Ben Cotton has joined the exodus of young players from Derbyshire as the county continues to slash the numbers in its first-team squad in an effort to lift expectations.
Kim Barnett, Derbyshire’s cricket advisor, has overseen the departure of seven players in the close-season, including four young seam bowlers who were once presented as being central to Derbyshire’s future but failed to make a major impact.
Only the loss of Shiv Thakor, one of the most talented players on their books, was beyond Derbyshire’s control as they released him with immediate effect in November, less than a week after he was found guilty of two accounts of sexual exposure.
Derbyshire are down to 14 first-team players, with back-up from a small academy intake, and are actively pursuing an overseas pace bowler to supplement their numbers. They failed to win a Championship match in 2016 but after Barnett returned to the club won three last season and almost qualified for the quarter-finals of the T20 Blast.

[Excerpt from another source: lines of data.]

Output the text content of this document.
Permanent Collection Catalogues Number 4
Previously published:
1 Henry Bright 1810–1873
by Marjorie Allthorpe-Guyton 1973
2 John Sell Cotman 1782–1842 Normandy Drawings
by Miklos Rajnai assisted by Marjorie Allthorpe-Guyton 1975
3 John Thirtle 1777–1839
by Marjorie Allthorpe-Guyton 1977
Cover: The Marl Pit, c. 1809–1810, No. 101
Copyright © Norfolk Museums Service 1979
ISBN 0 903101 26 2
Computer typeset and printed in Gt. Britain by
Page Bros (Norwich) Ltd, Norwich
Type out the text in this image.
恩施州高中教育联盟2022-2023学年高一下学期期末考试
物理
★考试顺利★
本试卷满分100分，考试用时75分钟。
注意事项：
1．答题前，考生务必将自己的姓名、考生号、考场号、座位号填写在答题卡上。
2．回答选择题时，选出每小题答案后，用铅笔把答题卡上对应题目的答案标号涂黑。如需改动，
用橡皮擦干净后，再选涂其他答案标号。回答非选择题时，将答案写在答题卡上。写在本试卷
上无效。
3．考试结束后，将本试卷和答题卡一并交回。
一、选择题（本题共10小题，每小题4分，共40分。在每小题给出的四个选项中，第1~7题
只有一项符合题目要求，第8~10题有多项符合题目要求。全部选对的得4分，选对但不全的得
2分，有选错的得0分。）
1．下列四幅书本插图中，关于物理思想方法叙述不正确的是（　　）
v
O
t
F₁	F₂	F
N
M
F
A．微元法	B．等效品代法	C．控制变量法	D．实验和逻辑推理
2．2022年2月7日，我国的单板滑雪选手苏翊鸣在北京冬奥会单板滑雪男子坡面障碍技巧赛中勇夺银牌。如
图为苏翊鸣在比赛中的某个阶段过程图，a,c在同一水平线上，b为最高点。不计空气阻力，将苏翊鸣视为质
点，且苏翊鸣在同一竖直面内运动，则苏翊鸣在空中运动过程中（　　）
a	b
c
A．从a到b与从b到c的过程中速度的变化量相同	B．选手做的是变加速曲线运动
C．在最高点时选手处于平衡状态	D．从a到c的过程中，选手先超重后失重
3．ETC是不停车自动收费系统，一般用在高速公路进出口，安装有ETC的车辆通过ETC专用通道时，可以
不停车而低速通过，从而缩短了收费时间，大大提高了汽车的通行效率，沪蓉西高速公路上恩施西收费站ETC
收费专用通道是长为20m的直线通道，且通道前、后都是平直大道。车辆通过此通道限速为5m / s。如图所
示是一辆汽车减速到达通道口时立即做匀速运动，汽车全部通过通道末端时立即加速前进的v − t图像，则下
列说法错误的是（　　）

Barnett is unapologetic about raising the expectations for young players, believing that a large staff with limited opportunities, and equally limited expectations, is a problem.
“I think the size of the staff has been an issue,” he said. “If you have 23 players and can’t give a number of them opportunities, that’s a problem. If you have others who have had opportunities and not made it, then that is also an issue.
“We’re now down to more manageable numbers, not only to give people opportunities, but also for the finances moving forward.”
Cotton, who was in the final year of his contract, signed his first professional deal with Derbyshire in 2014, featuring in 20 first-class fixtures for the club and taking 37 wickets. He also appeared in 29 one-day matches and 18 T20 games, taking 32 and 20 wickets respectively.
Derbyshire’s academy has yet to prove itself a reliable provider of county cricketers of repute. Last season Alex Hughes became only the second graduate to win a county cap since the academy was formed in 2003.
Barnett added: “The ECB have long been looking at the success of English academies, but in many respects we were ahead of that by bringing 14, 15 and 16-year-olds into our Academy with a view to developing them into first-team players.
“By 20 or 21, you need to then be genuinely pushing for a first-team place and then going on to become a capped player. Alex Hughes is the current example of the type of success you want, trained up, in the first-team and then he earned his cap. We need to do more of that.”